Eidam told CA: "I always wrote because I could. Three months after starting my theatrical career as an actor, I had my first performance as a playwright. The play received applause three times during the opening scene, and I thought, 'I can do this.'

"I became fascinated by dramaturgical techniques, knowing their details and tricks. I learned from many successful authors, especially by translating plays from English, French, Italian, and Hungarian and adapting them for the German stage. I wrote more than seventy stage plays, television screenplays, and musical comedies. My twenty years as the head of a theatrical company of a music publishing house not only gave me close contacts in nearly all of the theaters in East Germany, but also with publishers in Great Britain, Italy, Hungary, Poland, Austria, and West Germany. As Germany at that time was divided by the Communist wall, someone told me, 'You are our hole in the wall.'

"I was interested in classical music as a youngster, and I played both the piano and the organ. I wrote biographical plays about the young Johann Sebastian Bach, George Frederic Handel, and Joseph Haydn, all of which received awards from German television. The four-part play about the life of Bach, realized together with Hungarian television, became a great success in 1985.
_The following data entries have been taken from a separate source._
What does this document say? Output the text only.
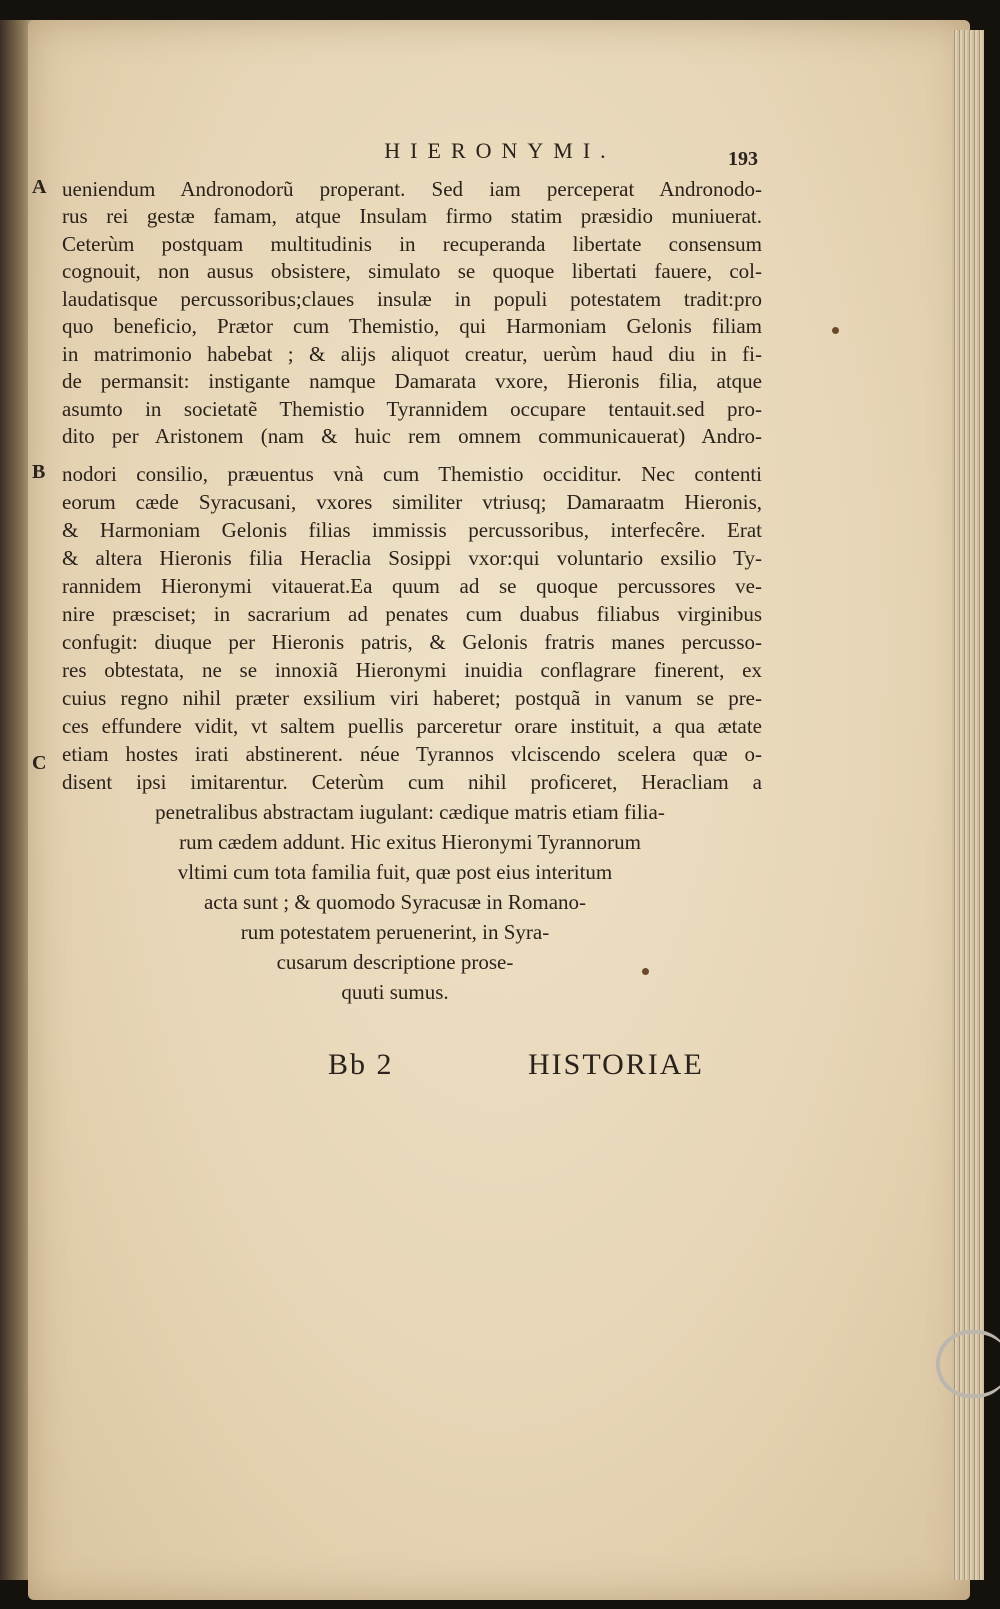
HIERONYMI.	193
A
B
C
ueniendum Andronodorũ properant. Sed iam perceperat Andronodo-
rus rei gestæ famam, atque Insulam firmo statim præsidio muniuerat.
Ceterùm postquam multitudinis in recuperanda libertate consensum
cognouit, non ausus obsistere, simulato se quoque libertati fauere, col-
laudatisque percussoribus;claues insulæ in populi potestatem tradit:pro
quo beneficio, Prætor cum Themistio, qui Harmoniam Gelonis filiam
in matrimonio habebat ; & alijs aliquot creatur, uerùm haud diu in fi-
de permansit: instigante namque Damarata vxore, Hieronis filia, atque
asumto in societatẽ Themistio Tyrannidem occupare tentauit.sed pro-
dito per Aristonem (nam & huic rem omnem communicauerat) Andro-
nodori consilio, præuentus vnà cum Themistio occiditur. Nec contenti
eorum cæde Syracusani, vxores similiter vtriusq; Damaraatm Hieronis,
& Harmoniam Gelonis filias immissis percussoribus, interfecêre. Erat
& altera Hieronis filia Heraclia Sosippi vxor:qui voluntario exsilio Ty-
rannidem Hieronymi vitauerat.Ea quum ad se quoque percussores ve-
nire præsciset; in sacrarium ad penates cum duabus filiabus virginibus
confugit: diuque per Hieronis patris, & Gelonis fratris manes percusso-
res obtestata, ne se innoxiã Hieronymi inuidia conflagrare finerent, ex
cuius regno nihil præter exsilium viri haberet; postquã in vanum se pre-
ces effundere vidit, vt saltem puellis parceretur orare instituit, a qua ætate
etiam hostes irati abstinerent. néue Tyrannos vlciscendo scelera quæ o-
disent ipsi imitarentur. Ceterùm cum nihil proficeret, Heracliam a
penetralibus abstractam iugulant: cædique matris etiam filia-
rum cædem addunt. Hic exitus Hieronymi Tyrannorum
vltimi cum tota familia fuit, quæ post eius interitum
acta sunt ; & quomodo Syracusæ in Romano-
rum potestatem peruenerint, in Syra-
cusarum descriptione prose-
quuti sumus.
Bb 2	HISTORIAE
"When I began my theatrical career I was enchanted by operetta. I never understood the German music critics' contempt for 'light music,' which in reality takes much talent and hard work to produce. This resulted in Robert Stolz: Biography of a Phenomenon, a biographical work about the composer Robert Stolz.

"While I wrote the Stolz biography because I was angry about the contempt for light music, I wrote The True Life of J. S. Bach because I was angry about so many false statements that had been made about the life and work of Bach, most of them by careless critics who simply copied the opinions of others. There were, of course, some critics who disliked and even cursed my book, but there were also many readers, critics among them, who liked it because it was well researched.

"In 1989 my wife and I moved from Berlin to southern Bavaria near the Austrian border. I rediscovered my old liking for music again, and now I am a happy pensioner and organ player in the parish of Oberaudorf."


BIOGRAPHICAL AND CRITICAL SOURCES:

PERIODICALS

First Things, January, 2002, Michael Linton, review of The True Life of J. S. Bach, pp. 51-53.

Library Journal, August, 2001, Bonnie Jo Dopp, review of The True Life of J. S. Bach, p. 111.

Publishers Weekly, July 9, 2001, review of The TrueLife of J. S. Bach, p. 60.